A Dalhousie University study was designed to gauge consumer willingness-to-pay for locally grown food as well as the perceptions of greenhouse-grown crops, what factors people consider when purchasing produce, where people purchase their produce, and how important fruits and vegetables are to their diets. This survey was conducted in partnership with Caddle.
The survey first looked at how Canadians define what local foods are. According to the Canadian Food Inspection Agency, food is considered local if it is either grown in the province where it is being sold or when crossing provincial borders, if it is sold within 50 km of the province it was grown in. Previously, food could only be considered local if it was sold within 50 km of where it was produced or within the same municipality or an adjacent one. Consumer definitions of local, however, vary across the country.

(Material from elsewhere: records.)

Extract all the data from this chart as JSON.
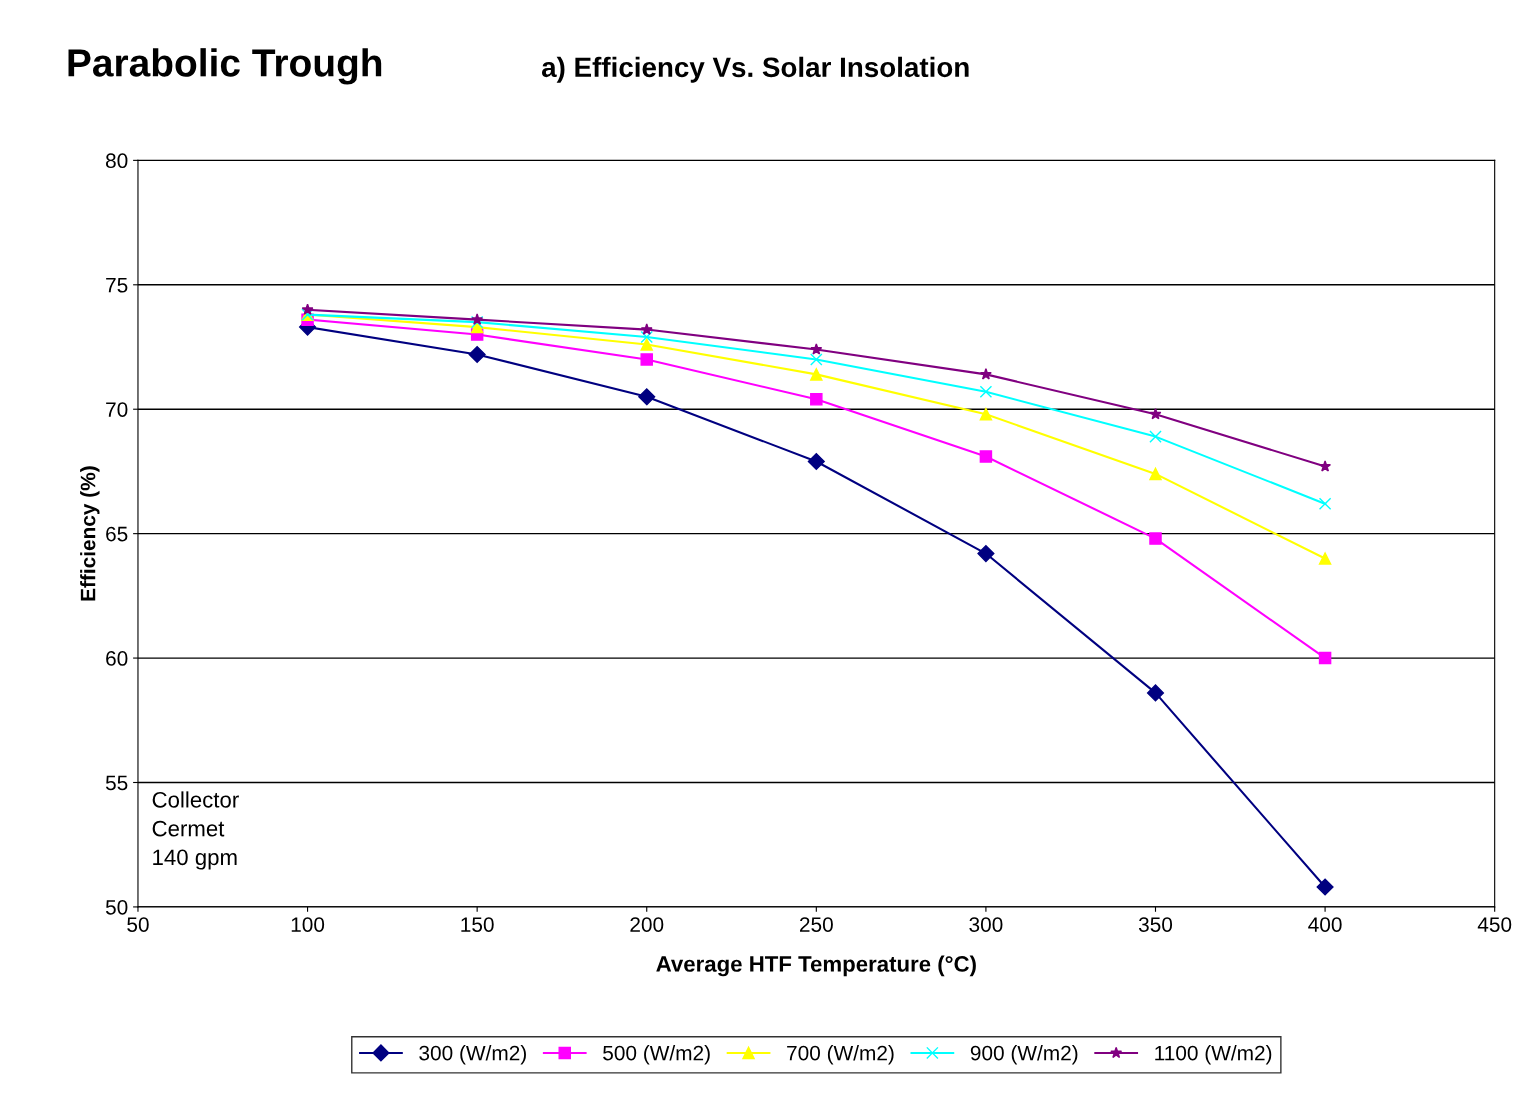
{
  "chart_data": {
    "type": "line",
    "title": "Parabolic Trough",
    "subtitle": "a) Efficiency Vs. Solar Insolation",
    "xlabel": "Average HTF Temperature (°C)",
    "ylabel": "Efficiency (%)",
    "x": [
      100,
      150,
      200,
      250,
      300,
      350,
      400
    ],
    "series": [
      {
        "name": "300 (W/m2)",
        "color": "#000080",
        "marker": "diamond",
        "values": [
          73.3,
          72.2,
          70.5,
          67.9,
          64.2,
          58.6,
          50.8
        ]
      },
      {
        "name": "500 (W/m2)",
        "color": "#ff00ff",
        "marker": "square",
        "values": [
          73.6,
          73.0,
          72.0,
          70.4,
          68.1,
          64.8,
          60.0
        ]
      },
      {
        "name": "700 (W/m2)",
        "color": "#ffff00",
        "marker": "triangle",
        "values": [
          73.8,
          73.3,
          72.6,
          71.4,
          69.8,
          67.4,
          64.0
        ]
      },
      {
        "name": "900 (W/m2)",
        "color": "#00ffff",
        "marker": "cross",
        "values": [
          73.8,
          73.5,
          72.9,
          72.0,
          70.7,
          68.9,
          66.2
        ]
      },
      {
        "name": "1100 (W/m2)",
        "color": "#800080",
        "marker": "star",
        "values": [
          74.0,
          73.6,
          73.2,
          72.4,
          71.4,
          69.8,
          67.7
        ]
      }
    ],
    "xlim": [
      50,
      450
    ],
    "xticks": [
      50,
      100,
      150,
      200,
      250,
      300,
      350,
      400,
      450
    ],
    "ylim": [
      50,
      80
    ],
    "yticks": [
      50,
      55,
      60,
      65,
      70,
      75,
      80
    ],
    "grid": "y",
    "legend": "bottom",
    "line_style": "solid",
    "annotations": [
      "Collector",
      "Cermet",
      "140 gpm"
    ]
  }
}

In the Atlantic provinces and the Prairie provinces, most respondents stated that if food is grown within the province it is considered local, while consumers in British Columbia, Ontario and Quebec are more likely to consider only food grown within their region to be local.
Prince Edward Island residents consider where produce is grown more than the rest of Canadians, with 38.4 % of respondents saying that they consider where their produce comes from as important when choosing fruits and vegetables at the store.
When deciding what fruits and vegetables to buy, 79.5% of Canadians are willing to pay some kind of premium for locally grown produce when grocery shopping. However, only one in four (25.0%) Canadians consider where food is grown as important. This can be called the local food paradox. Most want to pay more, but few are actively looking for opportunities to do so.
Price, unsurprisingly, is the most common important factor for Canadians, with almost half (47.8%) citing the price of fruits and vegetables as the most important factor.
Younger Canadians' preferences
Young Canadians are more willing to pay a premium for locally grown produce. Over half of Generation Z are willing to pay a premium greater than 10% for locally grown produce, with only 15.9% stating that they are unwilling to pay any premium at all. Baby Boomers are the least willing to pay a premium, as 25% of respondents in that age category said that they were unwilling to pay any premium at all and only 38% are willing to pay a premium greater than 10%. The survey also looked at different products. Interestingly, strawberries are the one product Canadians are least likely to want to pay a premium on, should it be grown locally.